Monday 10 October 2016

Learning Python part 4: Airport Challenge

My first-week challenge at Makers was to create an airport system using ruby over one weekend. It was tough when I first approached it but it was such a good project covering so many ideas of software design (albiet on a small scale) that I have borrowed it to learn Python.

This project involved a lot of ideas such as:
  • Object oriented design (SRP, dependency injection, encapsulation)
  • Test Driven Development
  • Behaviour Driven Development
  • Testing ideas (stubbing randomness, mocking)
  • Refactoring (class extraction, encapsulation, DRY)
  • Use of different types of syntax of the language
  • Object interactions
  • Dealing with exceptions
  • Similar to technical tests offered by employers
  • Use of Behaviour Driven Development, outside in testing, feature tests
I felt doing this in Python would be a good challenge to improve my command the language syntax and also strengthen my OO design and TDD. 

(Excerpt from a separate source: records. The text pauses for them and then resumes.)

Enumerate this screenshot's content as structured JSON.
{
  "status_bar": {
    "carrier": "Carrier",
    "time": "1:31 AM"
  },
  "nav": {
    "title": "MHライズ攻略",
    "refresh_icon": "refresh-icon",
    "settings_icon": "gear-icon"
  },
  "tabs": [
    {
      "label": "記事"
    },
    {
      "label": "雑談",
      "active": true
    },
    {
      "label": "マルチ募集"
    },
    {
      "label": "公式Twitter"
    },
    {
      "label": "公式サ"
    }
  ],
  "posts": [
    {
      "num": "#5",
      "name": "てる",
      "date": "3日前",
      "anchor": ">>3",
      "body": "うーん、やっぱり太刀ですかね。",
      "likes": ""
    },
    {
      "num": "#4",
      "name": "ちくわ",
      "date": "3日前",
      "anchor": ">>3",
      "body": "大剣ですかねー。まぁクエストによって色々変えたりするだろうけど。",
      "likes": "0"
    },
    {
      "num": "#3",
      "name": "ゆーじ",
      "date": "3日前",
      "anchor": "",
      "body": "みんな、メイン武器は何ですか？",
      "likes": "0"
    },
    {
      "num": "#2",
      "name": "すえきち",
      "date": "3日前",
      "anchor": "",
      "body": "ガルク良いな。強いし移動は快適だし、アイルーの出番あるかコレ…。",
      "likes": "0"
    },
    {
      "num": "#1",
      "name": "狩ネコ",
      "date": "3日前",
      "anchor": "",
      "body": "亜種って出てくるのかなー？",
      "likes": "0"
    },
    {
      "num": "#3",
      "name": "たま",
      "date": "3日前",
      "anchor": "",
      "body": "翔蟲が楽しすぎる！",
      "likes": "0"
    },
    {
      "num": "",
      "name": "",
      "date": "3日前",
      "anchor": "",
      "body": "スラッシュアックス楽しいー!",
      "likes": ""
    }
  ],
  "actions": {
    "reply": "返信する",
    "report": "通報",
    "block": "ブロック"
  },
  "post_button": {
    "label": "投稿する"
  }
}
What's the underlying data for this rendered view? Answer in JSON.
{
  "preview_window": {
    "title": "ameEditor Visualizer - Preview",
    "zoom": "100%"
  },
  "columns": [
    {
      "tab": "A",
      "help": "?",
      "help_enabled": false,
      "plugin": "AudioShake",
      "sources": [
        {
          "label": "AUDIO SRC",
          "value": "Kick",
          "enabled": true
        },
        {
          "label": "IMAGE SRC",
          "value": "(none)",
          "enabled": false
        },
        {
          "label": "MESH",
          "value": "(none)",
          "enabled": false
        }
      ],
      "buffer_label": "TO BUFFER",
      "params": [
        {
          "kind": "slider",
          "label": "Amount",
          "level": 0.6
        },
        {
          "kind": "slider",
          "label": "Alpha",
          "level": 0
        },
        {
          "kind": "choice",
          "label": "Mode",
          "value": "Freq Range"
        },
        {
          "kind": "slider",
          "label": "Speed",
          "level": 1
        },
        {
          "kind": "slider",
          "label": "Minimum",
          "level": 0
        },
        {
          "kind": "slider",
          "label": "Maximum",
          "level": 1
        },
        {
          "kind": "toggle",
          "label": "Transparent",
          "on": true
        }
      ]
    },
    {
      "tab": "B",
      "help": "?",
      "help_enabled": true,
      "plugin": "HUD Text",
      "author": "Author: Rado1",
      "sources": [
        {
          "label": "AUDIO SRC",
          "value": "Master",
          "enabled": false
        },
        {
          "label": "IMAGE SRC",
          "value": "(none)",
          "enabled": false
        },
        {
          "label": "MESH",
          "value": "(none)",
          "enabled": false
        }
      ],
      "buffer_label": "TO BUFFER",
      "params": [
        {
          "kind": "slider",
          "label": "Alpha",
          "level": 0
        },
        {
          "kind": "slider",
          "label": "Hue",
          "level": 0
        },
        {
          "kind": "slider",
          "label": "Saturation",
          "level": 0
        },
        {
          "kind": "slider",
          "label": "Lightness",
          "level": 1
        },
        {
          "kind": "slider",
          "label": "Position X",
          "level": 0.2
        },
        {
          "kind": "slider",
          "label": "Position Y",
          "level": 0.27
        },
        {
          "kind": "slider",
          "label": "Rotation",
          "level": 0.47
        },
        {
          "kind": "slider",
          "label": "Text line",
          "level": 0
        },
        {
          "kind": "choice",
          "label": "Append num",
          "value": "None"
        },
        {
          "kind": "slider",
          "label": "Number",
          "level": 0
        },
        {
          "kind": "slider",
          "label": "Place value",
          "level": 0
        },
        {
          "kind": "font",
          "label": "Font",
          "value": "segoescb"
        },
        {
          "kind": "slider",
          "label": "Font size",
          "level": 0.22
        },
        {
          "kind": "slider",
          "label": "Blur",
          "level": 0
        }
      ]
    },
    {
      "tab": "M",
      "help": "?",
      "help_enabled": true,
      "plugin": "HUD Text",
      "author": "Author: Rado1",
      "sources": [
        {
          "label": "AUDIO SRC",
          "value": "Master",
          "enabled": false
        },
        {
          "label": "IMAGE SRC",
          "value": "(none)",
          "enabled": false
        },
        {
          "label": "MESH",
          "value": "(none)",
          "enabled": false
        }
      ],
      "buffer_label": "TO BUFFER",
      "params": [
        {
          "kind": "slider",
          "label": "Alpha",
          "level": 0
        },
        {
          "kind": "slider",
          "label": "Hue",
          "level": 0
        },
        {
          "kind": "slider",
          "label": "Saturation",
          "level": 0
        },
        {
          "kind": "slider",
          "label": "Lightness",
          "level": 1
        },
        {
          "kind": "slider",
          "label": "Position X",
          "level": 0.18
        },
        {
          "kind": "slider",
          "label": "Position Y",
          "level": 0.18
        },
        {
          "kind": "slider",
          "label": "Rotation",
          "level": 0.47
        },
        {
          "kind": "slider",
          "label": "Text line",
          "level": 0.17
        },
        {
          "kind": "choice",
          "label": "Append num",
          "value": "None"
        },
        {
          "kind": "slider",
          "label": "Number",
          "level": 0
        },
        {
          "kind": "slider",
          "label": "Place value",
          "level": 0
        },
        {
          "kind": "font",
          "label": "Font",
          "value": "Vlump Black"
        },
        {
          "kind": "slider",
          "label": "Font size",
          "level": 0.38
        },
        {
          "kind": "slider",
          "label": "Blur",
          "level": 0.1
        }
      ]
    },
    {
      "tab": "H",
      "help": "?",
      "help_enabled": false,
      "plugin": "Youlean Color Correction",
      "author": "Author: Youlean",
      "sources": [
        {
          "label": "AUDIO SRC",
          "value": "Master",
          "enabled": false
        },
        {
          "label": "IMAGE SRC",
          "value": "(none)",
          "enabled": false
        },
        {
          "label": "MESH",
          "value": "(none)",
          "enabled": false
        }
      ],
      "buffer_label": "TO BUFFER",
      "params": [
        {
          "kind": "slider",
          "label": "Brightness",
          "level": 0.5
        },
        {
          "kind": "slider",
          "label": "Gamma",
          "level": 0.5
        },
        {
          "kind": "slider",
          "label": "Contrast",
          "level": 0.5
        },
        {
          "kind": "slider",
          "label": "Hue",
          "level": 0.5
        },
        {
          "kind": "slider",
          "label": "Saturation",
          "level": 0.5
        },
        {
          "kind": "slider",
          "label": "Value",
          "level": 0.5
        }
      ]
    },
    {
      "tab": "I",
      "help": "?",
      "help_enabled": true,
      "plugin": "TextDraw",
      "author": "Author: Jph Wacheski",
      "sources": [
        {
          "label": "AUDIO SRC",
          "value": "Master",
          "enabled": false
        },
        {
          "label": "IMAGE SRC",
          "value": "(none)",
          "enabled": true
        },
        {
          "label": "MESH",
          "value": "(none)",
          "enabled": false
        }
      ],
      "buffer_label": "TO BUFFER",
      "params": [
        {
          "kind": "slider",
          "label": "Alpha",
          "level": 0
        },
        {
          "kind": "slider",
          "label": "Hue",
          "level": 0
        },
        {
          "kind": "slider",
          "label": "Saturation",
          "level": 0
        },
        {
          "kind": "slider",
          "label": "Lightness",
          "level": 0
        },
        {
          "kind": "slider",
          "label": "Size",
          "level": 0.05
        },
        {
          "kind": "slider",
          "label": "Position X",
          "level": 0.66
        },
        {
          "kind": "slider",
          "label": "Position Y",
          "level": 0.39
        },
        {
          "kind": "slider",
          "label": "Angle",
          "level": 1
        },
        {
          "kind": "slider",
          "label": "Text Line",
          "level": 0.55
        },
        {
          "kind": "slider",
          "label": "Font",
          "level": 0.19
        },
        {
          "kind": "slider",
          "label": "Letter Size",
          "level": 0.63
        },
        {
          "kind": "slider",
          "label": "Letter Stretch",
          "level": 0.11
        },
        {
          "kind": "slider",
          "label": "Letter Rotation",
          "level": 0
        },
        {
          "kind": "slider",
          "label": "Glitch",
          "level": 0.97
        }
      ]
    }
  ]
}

You can look through my commits and see how I did each section of the tests and code for each user story.

A major issue was trying to stub randomness and create doubles with methods.

At first, I had issues with injecting the weather object in the airport class, so when Airport is instantiated I created a new weather object. Instead, I had to pass the Weather object as an argument in the airport's instance methods that required it. This resolved itself after some research, where I ended up injecting Weather into the Airport constructor (thus decoupling the two objects).

I have already done this project twice using Ruby and Javascript at Makers Academy, so the design ideas were not a problem just the implementation in a new language. Thus this project was definitely a good step in learning the language.

My thoughts so far...

I feel more confident with Python, but still need to do more work. I was given a test in the language Groovy, to build a twitter clone for the command line, I think doing this in Python will be a good way to cement my learning of the language. Although, I think doing another project which is totally new will be better, thus allowing me to think about design as well as review syntax of code and testing.

Generally, after this stage, I feel that syntax and testing is fairly easy to use. Any other program will be more about the design and little about the language features. 

Another task, such as building a web app (with CRUD) will also be another project on the list.